The Data:

The Customer data collected came in the form of the following features:

  1. id; int64
  2. Total Book Length (in minutes); float64
  3. Book Length Average (in minutes); int64
  4. Total Price of Books Purchased; float64
  5. Price Average of all Books Purchased; float64
  6. Left a Review (1 if yes, 0 if no); int64
  7. Review Score (0 to 10); float64
  8. Minutes listened; float64
  9. Minutes Completed; float64
  10. Support Request Made (1 if yes, 0 if no); int64
  11. Days Since Last Use Since First Purchase; int64
The Targets were collected 6-months after in the form of a boolean. 1 if the customer made another purchase within that time frame, or 0 if that customer didn't make any purchases.

Preprocessing/Cleaning

The main issue regarding cleaning the data was handling missing values. I found the best method was to impute all missing values within the Review Score feature with the average score.

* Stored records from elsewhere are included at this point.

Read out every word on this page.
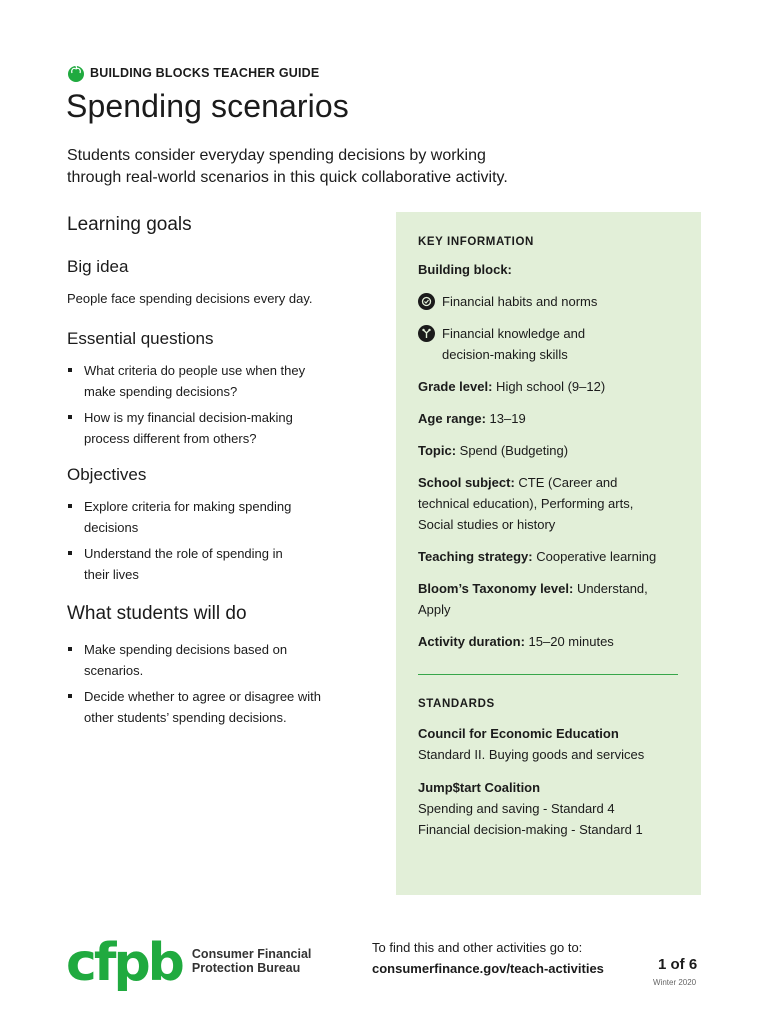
BUILDING BLOCKS TEACHER GUIDE
Spending scenarios
Students consider everyday spending decisions by working
through real-world scenarios in this quick collaborative activity.
Learning goals
Big idea
People face spending decisions every day.
Essential questions
What criteria do people use when they
make spending decisions?
How is my financial decision-making
process different from others?
Objectives
Explore criteria for making spending
decisions
Understand the role of spending in
their lives
What students will do
Make spending decisions based on
scenarios.
Decide whether to agree or disagree with
other students’ spending decisions.
KEY INFORMATION
Building block:
Financial habits and norms
Financial knowledge and
decision-making skills
Grade level: High school (9–12)
Age range: 13–19
Topic: Spend (Budgeting)
School subject: CTE (Career and
technical education), Performing arts,
Social studies or history
Teaching strategy: Cooperative learning
Bloom’s Taxonomy level: Understand,
Apply
Activity duration: 15–20 minutes
STANDARDS
Council for Economic Education
Standard II. Buying goods and services
Jump$tart Coalition
Spending and saving - Standard 4
Financial decision-making - Standard 1
cfpb Consumer Financial
Protection Bureau
To find this and other activities go to:
consumerfinance.gov/teach-activities	1 of 6
Winter 2020
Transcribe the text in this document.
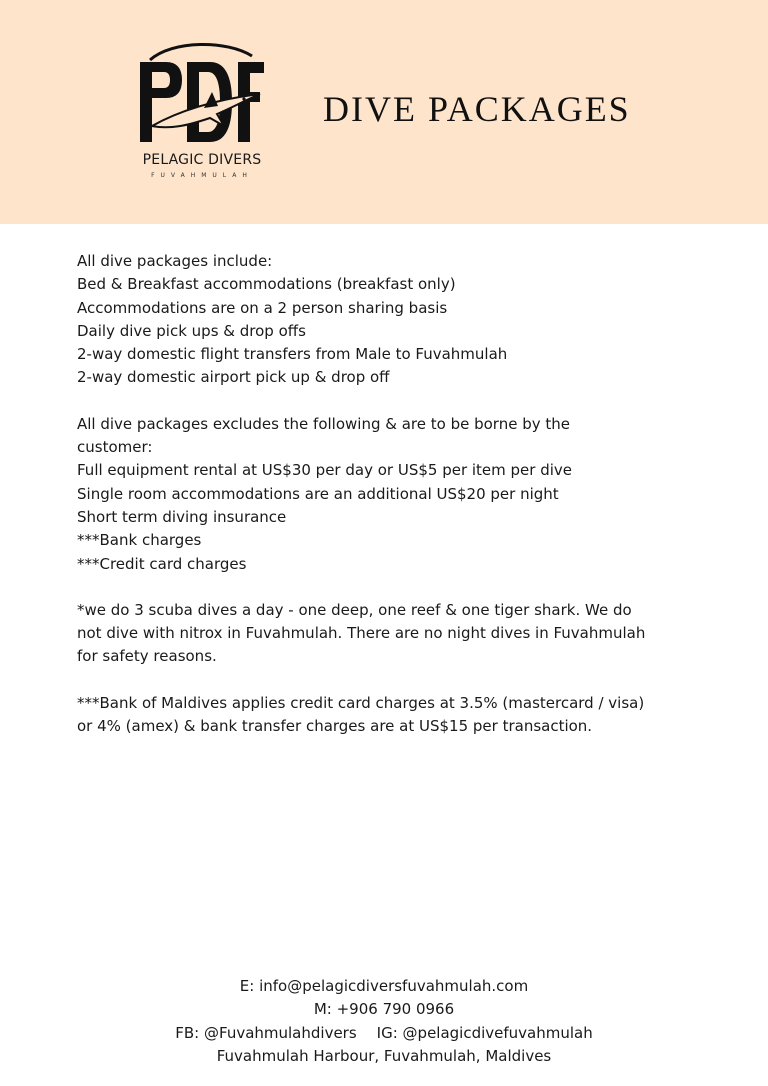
PELAGIC DIVERS
FUVAHMULAH
DIVE PACKAGES
All dive packages include:
Bed & Breakfast accommodations (breakfast only)
Accommodations are on a 2 person sharing basis
Daily dive pick ups & drop offs
2-way domestic flight transfers from Male to Fuvahmulah
2-way domestic airport pick up & drop off
All dive packages excludes the following & are to be borne by the
customer:
Full equipment rental at US$30 per day or US$5 per item per dive
Single room accommodations are an additional US$20 per night
Short term diving insurance
***Bank charges
***Credit card charges
*we do 3 scuba dives a day - one deep, one reef & one tiger shark. We do
not dive with nitrox in Fuvahmulah. There are no night dives in Fuvahmulah
for safety reasons.
***Bank of Maldives applies credit card charges at 3.5% (mastercard / visa)
or 4% (amex) & bank transfer charges are at US$15 per transaction.
E: info@pelagicdiversfuvahmulah.com
M: +906 790 0966
FB: @Fuvahmulahdivers IG: @pelagicdivefuvahmulah
Fuvahmulah Harbour, Fuvahmulah, Maldives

Doing so helped in two ways:

  • I didn't have to discard much of the dataset
  • It preserves the average of the app's Review Score feature
  • My Preprocessing mostly consisted of balancing the dataset. the majority (over 80%) of the targets were 0. I kept this same ratio for all test, validation, and test datasets.

    Modeling

    I used Tensorflow.keras to create my model. I also created a grid search to determine the optimal hidden layer size. the table on the right shows that a hidden layer size of 350 was the most optimal. Since all these models perform relatively well (over 90%), the main take away is that a hidden layer size of 350 not only gives us the best performing model but does so at the lowest computational cost.

    Conclusion

    Given our data, we can correctly predict whether 9 out of 10 individuals will continue to use this Audiobook platform.